Whether you are writing a LBC by yourself, or by your legal representatives, care should be taken when drafting its terms. Often, a well drafted LBC may ‘shock’ the potential defendants into the actions required, but without considerations and care and under the court’s wide discretion, they may find themself in a situation faced with unwanted adverse costs risks.

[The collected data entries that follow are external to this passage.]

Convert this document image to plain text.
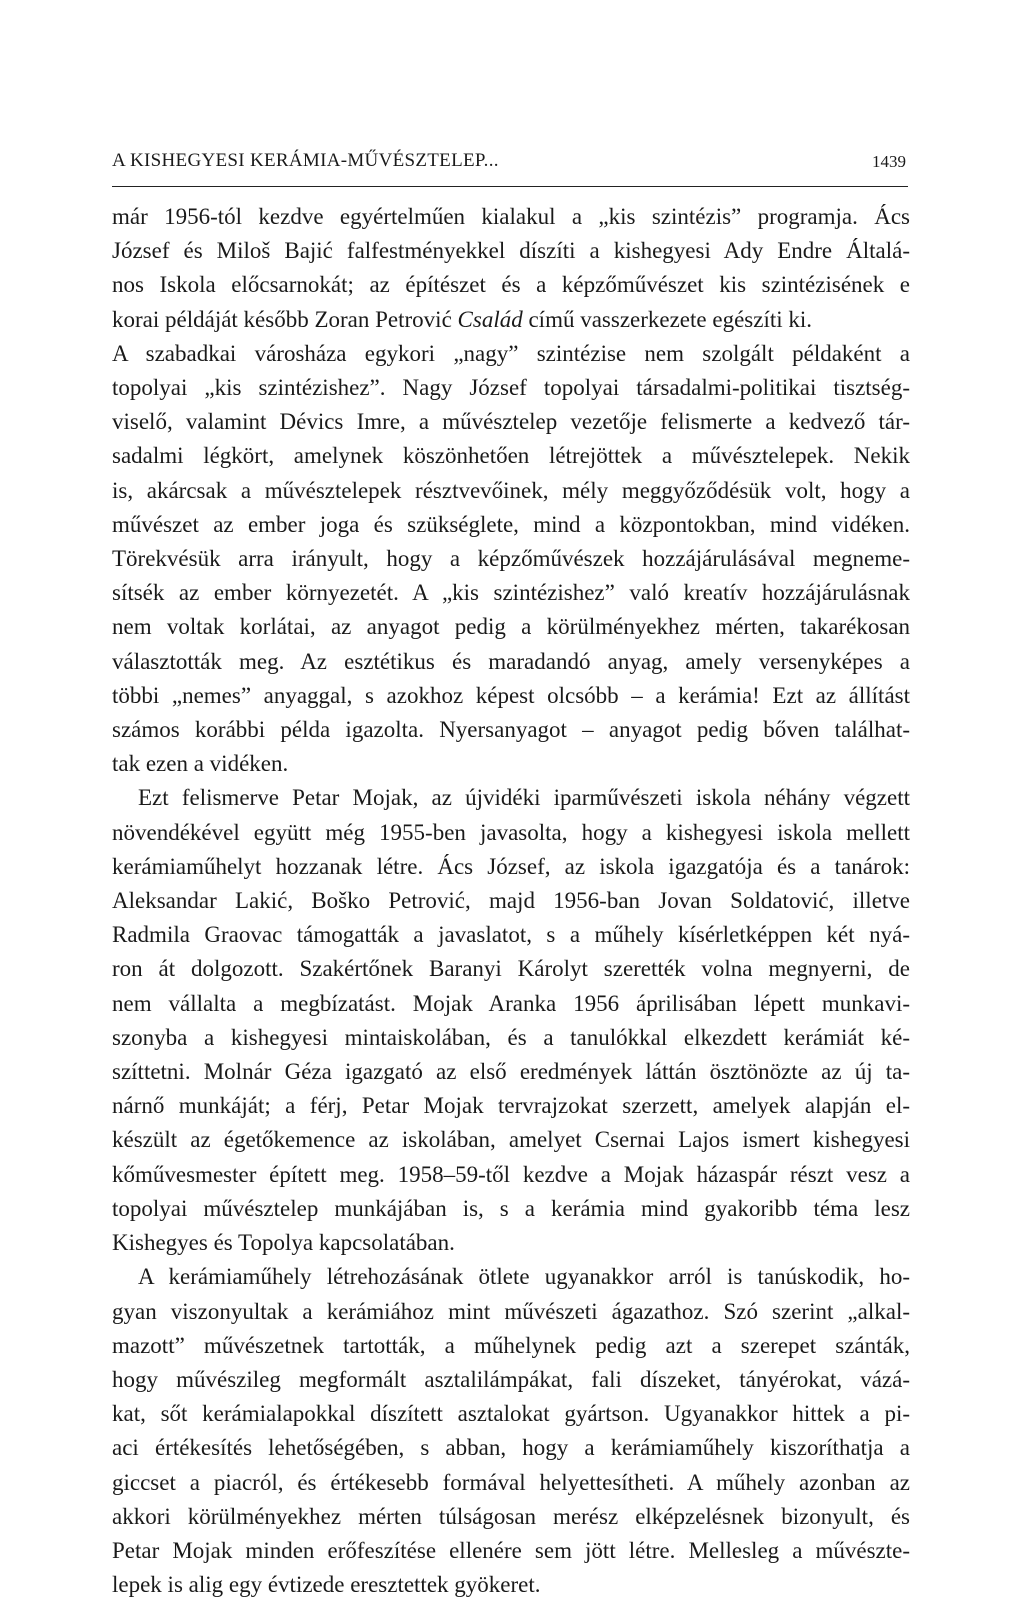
A KISHEGYESI KERÁMIA-MŰVÉSZTELEP...	1439

már 1956-tól kezdve egyértelműen kialakul a „kis szintézis” programja. Ács
József és Miloš Bajić falfestményekkel díszíti a kishegyesi Ady Endre Általá-
nos Iskola előcsarnokát; az építészet és a képzőművészet kis szintézisének e
korai példáját később Zoran Petrović Család című vasszerkezete egészíti ki.

A szabadkai városháza egykori „nagy” szintézise nem szolgált példaként a
topolyai „kis szintézishez”. Nagy József topolyai társadalmi-politikai tisztség-
viselő, valamint Dévics Imre, a művésztelep vezetője felismerte a kedvező tár-
sadalmi légkört, amelynek köszönhetően létrejöttek a művésztelepek. Nekik
is, akárcsak a művésztelepek résztvevőinek, mély meggyőződésük volt, hogy a
művészet az ember joga és szükséglete, mind a központokban, mind vidéken.
Törekvésük arra irányult, hogy a képzőművészek hozzájárulásával megneme-
sítsék az ember környezetét. A „kis szintézishez” való kreatív hozzájárulásnak
nem voltak korlátai, az anyagot pedig a körülményekhez mérten, takarékosan
választották meg. Az esztétikus és maradandó anyag, amely versenyképes a
többi „nemes” anyaggal, s azokhoz képest olcsóbb – a kerámia! Ezt az állítást
számos korábbi példa igazolta. Nyersanyagot – anyagot pedig bőven találhat-
tak ezen a vidéken.

Ezt felismerve Petar Mojak, az újvidéki iparművészeti iskola néhány végzett
növendékével együtt még 1955-ben javasolta, hogy a kishegyesi iskola mellett
kerámiaműhelyt hozzanak létre. Ács József, az iskola igazgatója és a tanárok:
Aleksandar Lakić, Boško Petrović, majd 1956-ban Jovan Soldatović, illetve
Radmila Graovac támogatták a javaslatot, s a műhely kísérletképpen két nyá-
ron át dolgozott. Szakértőnek Baranyi Károlyt szerették volna megnyerni, de
nem vállalta a megbízatást. Mojak Aranka 1956 áprilisában lépett munkavi-
szonyba a kishegyesi mintaiskolában, és a tanulókkal elkezdett kerámiát ké-
szíttetni. Molnár Géza igazgató az első eredmények láttán ösztönözte az új ta-
nárnő munkáját; a férj, Petar Mojak tervrajzokat szerzett, amelyek alapján el-
készült az égetőkemence az iskolában, amelyet Csernai Lajos ismert kishegyesi
kőművesmester épített meg. 1958–59-től kezdve a Mojak házaspár részt vesz a
topolyai művésztelep munkájában is, s a kerámia mind gyakoribb téma lesz
Kishegyes és Topolya kapcsolatában.

A kerámiaműhely létrehozásának ötlete ugyanakkor arról is tanúskodik, ho-
gyan viszonyultak a kerámiához mint művészeti ágazathoz. Szó szerint „alkal-
mazott” művészetnek tartották, a műhelynek pedig azt a szerepet szánták,
hogy művészileg megformált asztalilámpákat, fali díszeket, tányérokat, vázá-
kat, sőt kerámialapokkal díszített asztalokat gyártson. Ugyanakkor hittek a pi-
aci értékesítés lehetőségében, s abban, hogy a kerámiaműhely kiszoríthatja a
giccset a piacról, és értékesebb formával helyettesítheti. A műhely azonban az
akkori körülményekhez mérten túlságosan merész elképzelésnek bizonyult, és
Petar Mojak minden erőfeszítése ellenére sem jött létre. Mellesleg a művészte-
lepek is alig egy évtizede eresztettek gyökeret.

If you require assistance in drafting an LBC, please do not hesitate to contact us on 020 7632 4300 or make an enquiry online.

[1] [2023] EWHC 515 (Ch).

[2] Civil Procedure Rules Part 17.

[3] Civil Procedure Rules 38.5(1).

[4] [2023] EWHC 515 (Ch) at para 37.

[5] Ibid, at para 40.

[6] [2023] EWHC 515 (Ch), at para 35.

[7] Citing Mr Justice Waksman in GREP London Portfolio II Trustee 3 Limited v BLFB Limited [2021] EWHC 1850
(TCC), at para 20.

[8] [2023] EWHC 515 (Ch) at para 44 and Clutterbuck v HSBC Plc [2016] 1 Costs L.R. 13.

[9] Libyan Investment Authority v King [2023] EWHC (Ch) at para 4.